Implementation of the glacial rebound prestress advection correction in general-purpose finite element analysis software: Springs versus foundations

When general-purpose finite element analysis software is used to model glacial isostatic adjustment (GIA), the first-order effect of prestress advection has to be accounted for by the user. We show here that the common use of elastic foundations at boundaries between materials of different densities will produce incorrect displacements, unless the boundary is perpendicular to the direction of gravity. This is due to the foundations always acting perpendicular to the surface to which they are attached, while the body force they represent always acts in the direction of gravity. If prestress advection is instead accounted for by the use of elastic spring elements in the direction of gravity, the representation will be correct. The use of springs adds a computation of the spring constants to the analysis.
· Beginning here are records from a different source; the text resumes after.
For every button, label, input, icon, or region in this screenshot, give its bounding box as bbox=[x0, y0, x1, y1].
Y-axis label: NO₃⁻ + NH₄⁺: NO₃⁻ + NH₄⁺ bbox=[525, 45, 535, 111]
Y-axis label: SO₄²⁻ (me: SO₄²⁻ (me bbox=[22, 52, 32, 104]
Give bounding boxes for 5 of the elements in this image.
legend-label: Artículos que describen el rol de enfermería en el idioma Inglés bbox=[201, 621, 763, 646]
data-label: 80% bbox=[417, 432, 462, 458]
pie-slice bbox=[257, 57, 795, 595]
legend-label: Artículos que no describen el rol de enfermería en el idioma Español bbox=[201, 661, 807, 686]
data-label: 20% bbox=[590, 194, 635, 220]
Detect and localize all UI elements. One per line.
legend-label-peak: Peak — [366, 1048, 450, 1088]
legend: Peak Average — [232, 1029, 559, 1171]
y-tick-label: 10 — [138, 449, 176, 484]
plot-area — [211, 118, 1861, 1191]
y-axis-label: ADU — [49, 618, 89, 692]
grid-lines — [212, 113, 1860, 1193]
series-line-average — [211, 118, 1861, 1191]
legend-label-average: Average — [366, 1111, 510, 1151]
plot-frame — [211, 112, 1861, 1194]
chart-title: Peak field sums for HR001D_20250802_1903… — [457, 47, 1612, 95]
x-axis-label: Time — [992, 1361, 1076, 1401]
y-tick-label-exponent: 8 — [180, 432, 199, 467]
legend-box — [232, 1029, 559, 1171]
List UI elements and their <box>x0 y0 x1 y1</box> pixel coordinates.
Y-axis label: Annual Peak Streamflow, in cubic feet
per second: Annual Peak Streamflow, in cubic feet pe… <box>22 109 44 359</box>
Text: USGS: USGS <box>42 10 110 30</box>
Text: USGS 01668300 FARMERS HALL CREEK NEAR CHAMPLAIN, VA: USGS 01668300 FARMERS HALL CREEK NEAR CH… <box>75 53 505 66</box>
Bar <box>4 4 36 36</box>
The spring constant for a particular node is defined by the product of the density contrast at the boundary, the gravitational acceleration, and the area supported by the node. To be consistent with the finite element formulation, the area is evaluated by integration of the nodal shape functions. We outline an algorithm for the calculation and include a Python script that integrates the shape functions over a bilinear quadrilateral element. For linear rectangular and triangular elements, the area supported by each node is equal to the element area divided the number of defining nodes, thereby simplifying the computation. This is, however, not true in the general nonrectangular case, and we demonstrate this with a simple 1-element model. The spring constant calculation is simple and performed in the preprocessing stage of the analysis. The time spent on the calculation is more than compensated for by a shorter analysis time, compared to that for a model with foundations. We illustrate the effects of using springs versus foundations with a simple two-dimensional GIA model of glacial loading, where the Earth model has an inclined boundary between the overlying elastic layer and the lower viscoelastic layer. Our example shows that the error introduced by the use of foundations is large enough to affect an analysis based on high-accuracy geodetic data.

► We investigate GIA modeling using general purpose FEA software. ► We suggest that the prestress advection term should be implemented using springs. ► For inclined material boundaries the solution is shown to be significantly improved. ► We outline a simple algorithm to compute the spring constants exactly. ► A Python script for an exact integration of nodal shape functions is included.